Other insulating granular substances such as ceramic grindings can be utilized according to the present invention. However, glass is preferred for its high electrical insulating properties, high thermal resistance, and low material cost. The layer of glass beads 62 is then covered by a layer of epoxy resin 64 approximately 1/16 inch thick. The epoxy tends to seep into the interstices between the glass beads forming a solid composite material that surrounds the base leads 56. In this embodiment, Emerson and Cuming 58-1™ epoxy can be utilized. A composite support structure according to the present invention provides leads with sufficient rigidity within the base to prevent unacceptable sway and rotation of the filament or capsule attached thereto. Note that it may be necessary to utilize reinforced base leads that are more rigid than the conventional leads used in prior art ceramic insert designs. In this embodiment, base leads constructed of nickel-plated iron and having a diameter of approximately 0.04 inch are suitable for most applications.
While electrically insulating particles are preferred, it is possible to utilize base leads that are electrically insulated, In this case, the electrical characteristics of the composite are not critical.
Construction of a lamp according to the present invention is relatively simple in comparison with prior art designs. The two base leads 56 are first welded or soldered to respective contacts on the base 46. The base leads 56 are positioned so that they extend upwardly from the bottom of the base 46 parallel to each other and at a predetermined spacing that corresponds to that of the capsule leads 54. It is important to insure that sufficient space is maintained between the base leads 56 along their entire lengths to prevent inadvertent contact between the leads 56 under applied shock or vibration. Otherwise, an undesirable short circuit would result.
As noted above, a layer of glass beads 62 of predetermined depth is then dispensed into the base 46, followed by a capping layer of epoxy resin 64. Note that other similar adhesives can be utilized, provided that they exhibit sufficient heat resistance and durability to withstand lamp operating temperatures. The capsule leads 54 are then attached to the base leads 56 by conventional means such as welding or soldering. The outer envelope 44 is then mounted in the assembled lamp base 46. If necessary, the envelope 44 can be filled with a gas such as argon, etc.
A layer of glass beads 62 or similar granular particles is considered necessary for a support structure according to this invention. It has been found that if only a layer of catalyst-hardened resin (such as epoxy) is used to fill the entire base, it may exhibit undesirable exothermic characteristics and, consequently, an uneven distribution of the resin may result. Additionally, a layer composed entirely of resin is more expensive. Furthermore, the glass beads or other particles have sufficient air space therebetween for a fuse wire (not shown), often disposed between a lead and the base, to blow in the event of an overload. A layer composed entirely of resin would react undesirably with a fuse wire, by fully encasing it and, thus, preventing it from blowing at the desired load level.

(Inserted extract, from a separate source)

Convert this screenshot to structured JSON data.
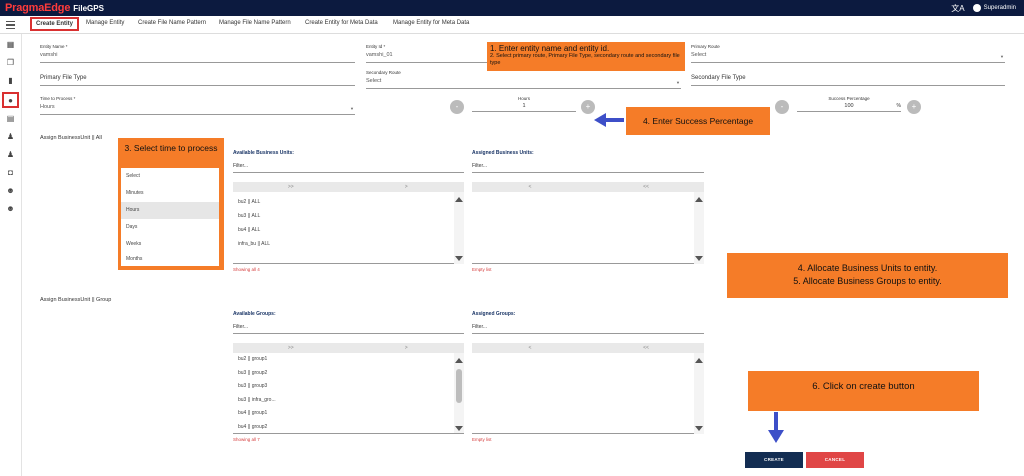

A lamp having composite support structure 42 according to the present invention is substantially lighter in weight and less expensive to produce than a prior art lamp having a ceramic insert. The composite support structure also exhibits superior shock and vibration resistance and suffers significantly less likely to chip and crack from applied shock.
It should be understood that the preceding is merely a detailed description of a possible embodiment. It should be apparent to those skilled in the art that various modifications and equivalents may be made without departing from the spirit or scope of the invention. The preceding description is meant, therefore, to be taken only by way of example and not to otherwise limit the scope of the invention.